Зюзя первым делом бросился к паровозу и спросил машиниста.
— Ревизор из Петербурга. Все начальство под суд отдает…
Жандарм через минуту стоял уже у притолоки станционной конторы, где генерал на зеленой подкладке выслушивал доклад начальника станции и рассматривал счетоводство. Кругом стояли начальник дороги и начальники служб.
Часа два торчал жандарм у притолоки, пока проверяли кассу и документы, и, наконец, услыхал ласковое слово зеленого генерала по адресу начальника полустанка:
— У вас все в порядке… Все хорошо…
— А старые шпалы налицо? — спросил маленький чиновник, приехавший с генералом.

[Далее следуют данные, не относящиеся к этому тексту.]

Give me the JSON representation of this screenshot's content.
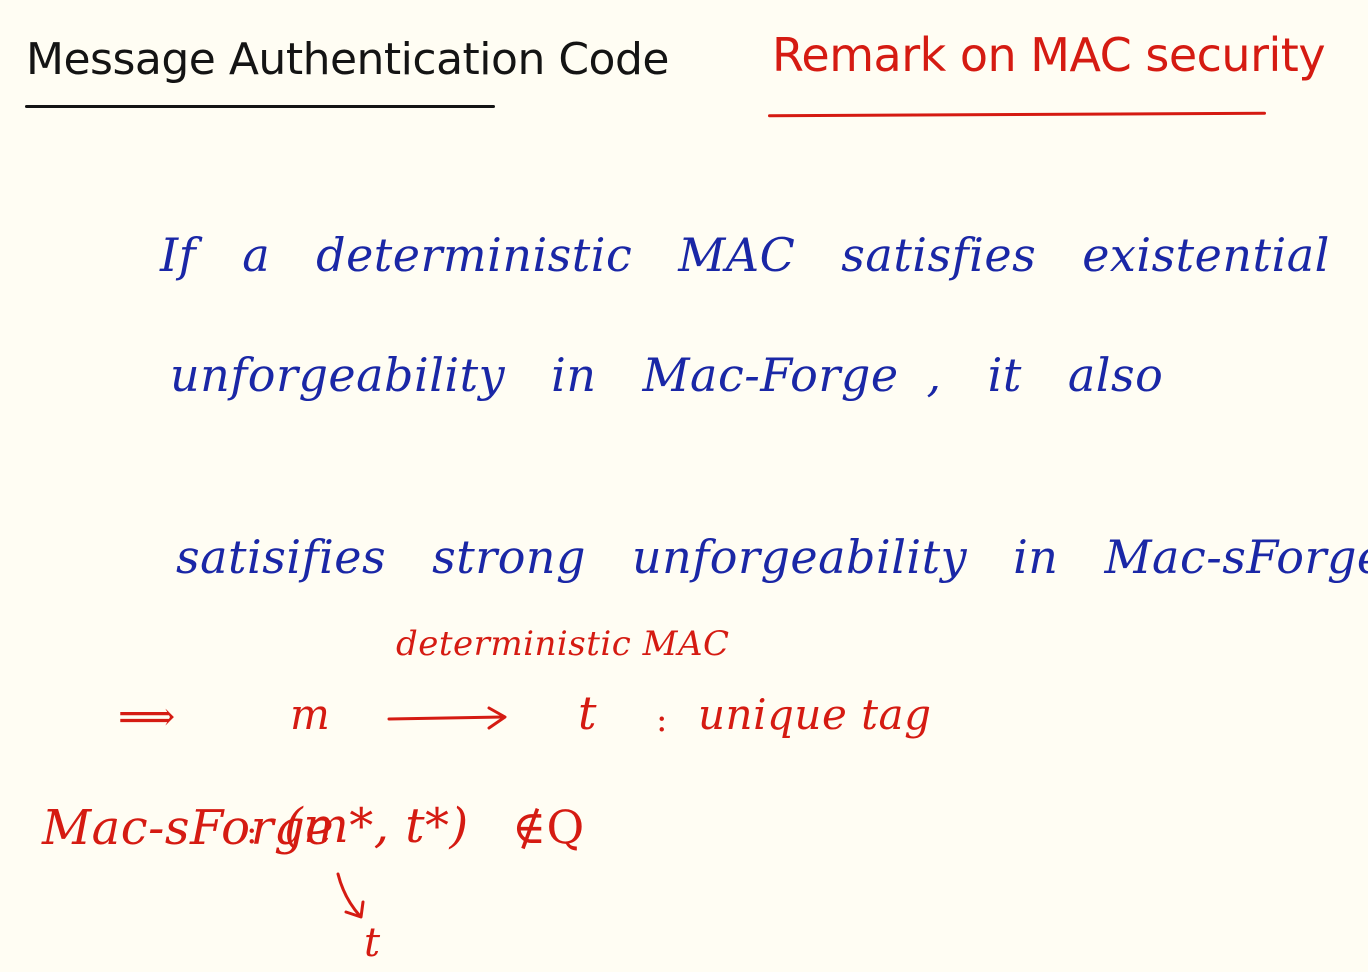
{
  "header": {
    "left_title": "Message Authentication Code",
    "right_title": "Remark on MAC security"
  },
  "statement": {
    "line1": [
      "If",
      "a",
      "deterministic",
      "MAC",
      "satisfies",
      "existential"
    ],
    "line2": [
      "unforgeability",
      "in",
      "Mac-Forge",
      ",",
      "it",
      "also"
    ],
    "line3": [
      "satisifies",
      "strong",
      "unforgeability",
      "in",
      "Mac-sForge."
    ]
  },
  "derivation": {
    "implies": "⟹",
    "message": "m",
    "arrow_label": "deterministic MAC",
    "tag": "t",
    "colon": ":",
    "tag_note": "unique tag"
  },
  "sforge": {
    "label": "Mac-sForge",
    "colon": ":",
    "pair": "(m*, t*)",
    "not_in": "∉Q",
    "below": "t"
  },
  "colors": {
    "background": "#fffdf3",
    "black_ink": "#141414",
    "blue_ink": "#1a27a6",
    "red_ink": "#d51b12"
  }
}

— Да… да… старые шпалы… А ну-ка покажите их! — сказал генерал и, не дожидаясь ответа, пошел на платформу.
— За два года у вас должно быть здесь 200 шпал…— продолжал маленький чиновник.

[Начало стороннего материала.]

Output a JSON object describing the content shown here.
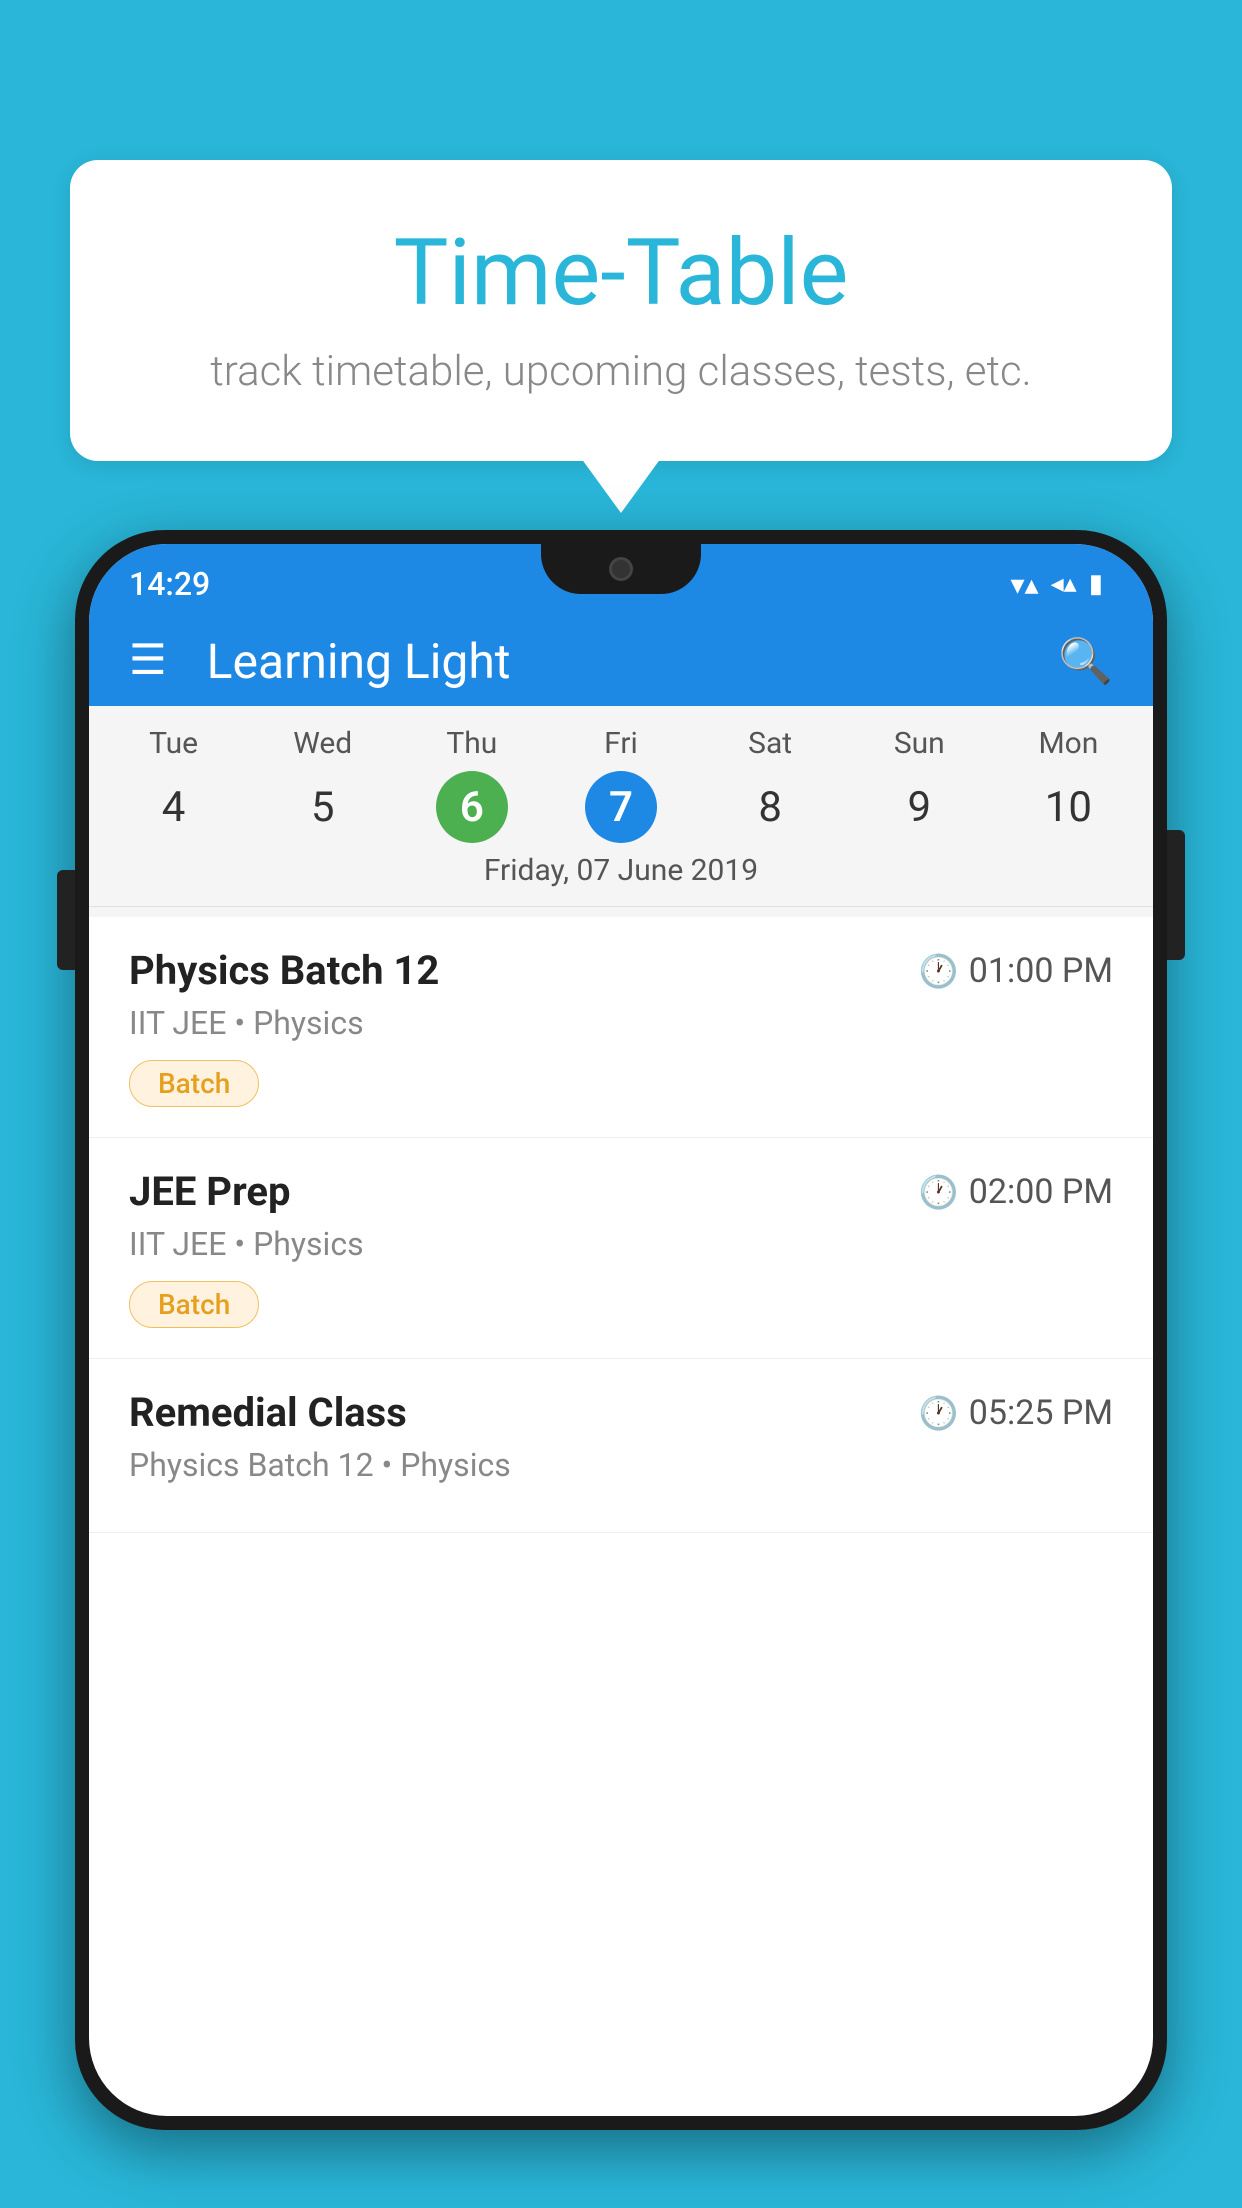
{
  "background_color": "#29b6d8",
  "bubble": {
    "title": "Time-Table",
    "subtitle": "track timetable, upcoming classes, tests, etc."
  },
  "phone": {
    "status_bar": {
      "time": "14:29"
    },
    "header": {
      "title": "Learning Light"
    },
    "calendar": {
      "days": [
        {
          "label": "Tue",
          "number": "4",
          "state": "normal"
        },
        {
          "label": "Wed",
          "number": "5",
          "state": "normal"
        },
        {
          "label": "Thu",
          "number": "6",
          "state": "today"
        },
        {
          "label": "Fri",
          "number": "7",
          "state": "selected"
        },
        {
          "label": "Sat",
          "number": "8",
          "state": "normal"
        },
        {
          "label": "Sun",
          "number": "9",
          "state": "normal"
        },
        {
          "label": "Mon",
          "number": "10",
          "state": "normal"
        }
      ],
      "selected_date_label": "Friday, 07 June 2019"
    },
    "schedule": [
      {
        "name": "Physics Batch 12",
        "time": "01:00 PM",
        "sub": "IIT JEE • Physics",
        "tag": "Batch"
      },
      {
        "name": "JEE Prep",
        "time": "02:00 PM",
        "sub": "IIT JEE • Physics",
        "tag": "Batch"
      },
      {
        "name": "Remedial Class",
        "time": "05:25 PM",
        "sub": "Physics Batch 12 • Physics",
        "tag": null
      }
    ]
  }
}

— Вот шпалы… только и есть…— указал начальник станции на неполные штабели, где было несколько десятков гнилых шпал.
— Да тут и полсотни нет? Где же остальные? Продали? — язвительно улыбается чиновник.

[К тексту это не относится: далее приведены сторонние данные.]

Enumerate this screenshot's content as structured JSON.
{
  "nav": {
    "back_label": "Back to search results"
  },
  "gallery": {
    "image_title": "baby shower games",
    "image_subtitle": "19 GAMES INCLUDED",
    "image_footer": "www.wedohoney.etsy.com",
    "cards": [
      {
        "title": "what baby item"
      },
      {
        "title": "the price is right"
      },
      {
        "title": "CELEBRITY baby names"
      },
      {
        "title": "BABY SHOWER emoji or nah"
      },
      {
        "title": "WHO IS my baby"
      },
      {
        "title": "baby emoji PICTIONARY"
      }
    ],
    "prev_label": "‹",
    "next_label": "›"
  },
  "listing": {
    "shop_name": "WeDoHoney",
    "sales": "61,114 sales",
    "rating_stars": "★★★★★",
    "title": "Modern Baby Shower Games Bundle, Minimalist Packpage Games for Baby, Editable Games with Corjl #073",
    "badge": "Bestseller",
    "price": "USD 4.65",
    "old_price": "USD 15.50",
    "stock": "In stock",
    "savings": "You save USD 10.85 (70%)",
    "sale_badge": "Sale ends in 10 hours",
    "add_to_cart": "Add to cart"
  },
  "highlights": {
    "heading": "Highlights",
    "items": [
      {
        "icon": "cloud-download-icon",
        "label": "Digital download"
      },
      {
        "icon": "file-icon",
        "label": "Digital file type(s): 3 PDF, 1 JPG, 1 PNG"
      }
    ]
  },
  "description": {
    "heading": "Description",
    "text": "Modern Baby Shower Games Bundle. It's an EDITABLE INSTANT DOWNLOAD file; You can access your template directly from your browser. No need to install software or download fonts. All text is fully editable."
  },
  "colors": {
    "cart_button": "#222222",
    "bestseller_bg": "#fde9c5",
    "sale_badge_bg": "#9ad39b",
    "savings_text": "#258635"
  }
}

— Да… да… Где остальные? Продали?
— Никак нет, ваше превосходительство. Кому же их продавать? А так как они гнилые, да без призору, то порастащили их… Дальше наша дорога лесная, там дерева много… Гнилые не надо…— объяснял начальник станции…
— Протокол за растрату шпал,— сверкнул очами генерал.
— Ваше превосходительство, не погубите… Как усмотреть, ночи темные… сторожей нет…
— Если вы мне докажете, что не вы их продали, если найдете хоть одну шпалу и докажете, что она украдена,— я вас прощаю, а иначе под суд!
— Позвольте писать протокол? Доказать невозможно…
— Ведь не знаменитого же ‘Трефа’ приглашать разыскивать вора, здесь и ‘Треф’ не найдет…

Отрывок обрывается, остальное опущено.